O Banquete (escrito entre 385 e 375 a.C.) é um dos textos mais célebres de Platão, sendo composto por uma sucessão de discursos sobre o amor, essência da própria filosofia: amor da sabedoria.
No alinhamento dos discursos, Fedro elogia Eros como deus mais antigo, causador do melhor para o ser humano, que é o desejo de se superar.
Pausânias assinala o contraste entre o Eros divino, nobre e espiritual, e o terrestre, vil e puramente carnal.
Erixímaco defende Eros como princípio universal da natureza e das harmonias musicais.
Para Aristófanes, Eros significa o desejo de união e fusão do ser humano com a sua outra metade perdida e, logo, a recuperação da unidade primitiva.
Para Agatão, Eros é o mais jovem dos deuses, que emerge na alma, de cuja beleza procede todo o bem para os homens e para os deuses.
No seu discurso, Sócrates, apontando para a verdade e advertindo Agatão, considera fundamental a imperfeição de Eros, que é sinónimo de carência, sempre relativa a um objeto do qual está ou é suscetível de estar privado. Por isso, caracteriza-o a aspiração inquieta, e não a fruição serena da posse, tal como indica a lenda do seu nascimento de Poros e de Penia. Eros não podia ser de essência divina, nem o belo em si mesmo: ele é daimon, um poder intermediário entre o humano e o divino, o fenoménico e o ideal, a opinião e a sabedoria, e tende para o amor do belo e do bem; inspira aos corpos o desejo de se perpetuarem por meio da procriação e às almas o desejo de imortalidade. Eros estimula a alma a uma ascensão de aperfeiçoamento sempre acompanhada pelo lógos, no caminho que leva à sabedoria, desde a beleza dos corpos à visão da beleza da forma, das normas, das almas e, por último, à ideia do belo, que, conhecida mediante uma contemplação súbita, torna feliz quem a conhece.

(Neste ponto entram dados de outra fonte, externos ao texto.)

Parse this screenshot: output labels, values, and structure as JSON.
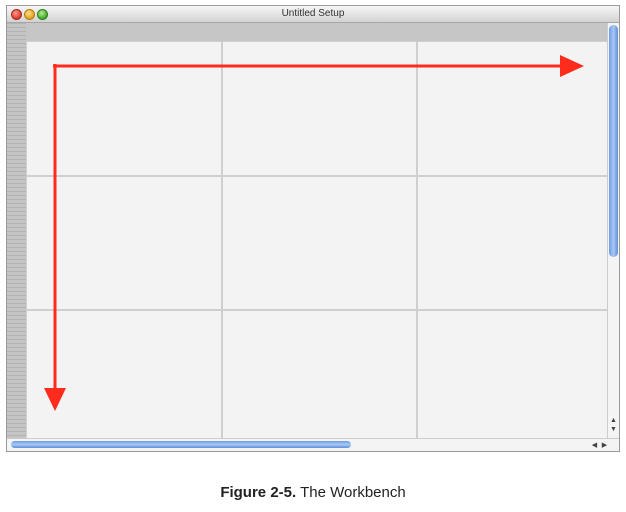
{
  "window": {
    "title": "Untitled Setup"
  },
  "grid": {
    "rows": 3,
    "columns": 3
  },
  "scrollbars": {
    "up_glyph": "▲",
    "down_glyph": "▼",
    "left_glyph": "◀",
    "right_glyph": "▶"
  },
  "caption": {
    "figure": "Figure 2-5.",
    "text": "The Workbench"
  },
  "colors": {
    "annotation_arrow": "#ff2b1c",
    "scroll_thumb": "#6b9ce6"
  }
}
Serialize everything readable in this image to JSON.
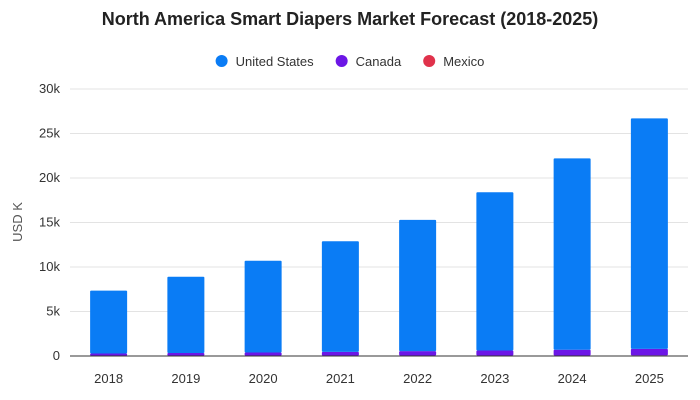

A intervenção de Alcibíades centra-se não em Eros, mas em Sócrates e nas suas virtudes da alma: a temperança, a sua coragem e valentia no combate, em suma, tudo o que o legitima como protofilósofo, ao nível do próprio Eros, portanto, digno de ser seguido.
Com O Banquete, fica grafada esta conceção da filosofia como impulso amoroso que, elevando-se ao ser mesmo do belo, permanece amor e frutifica em plenitude.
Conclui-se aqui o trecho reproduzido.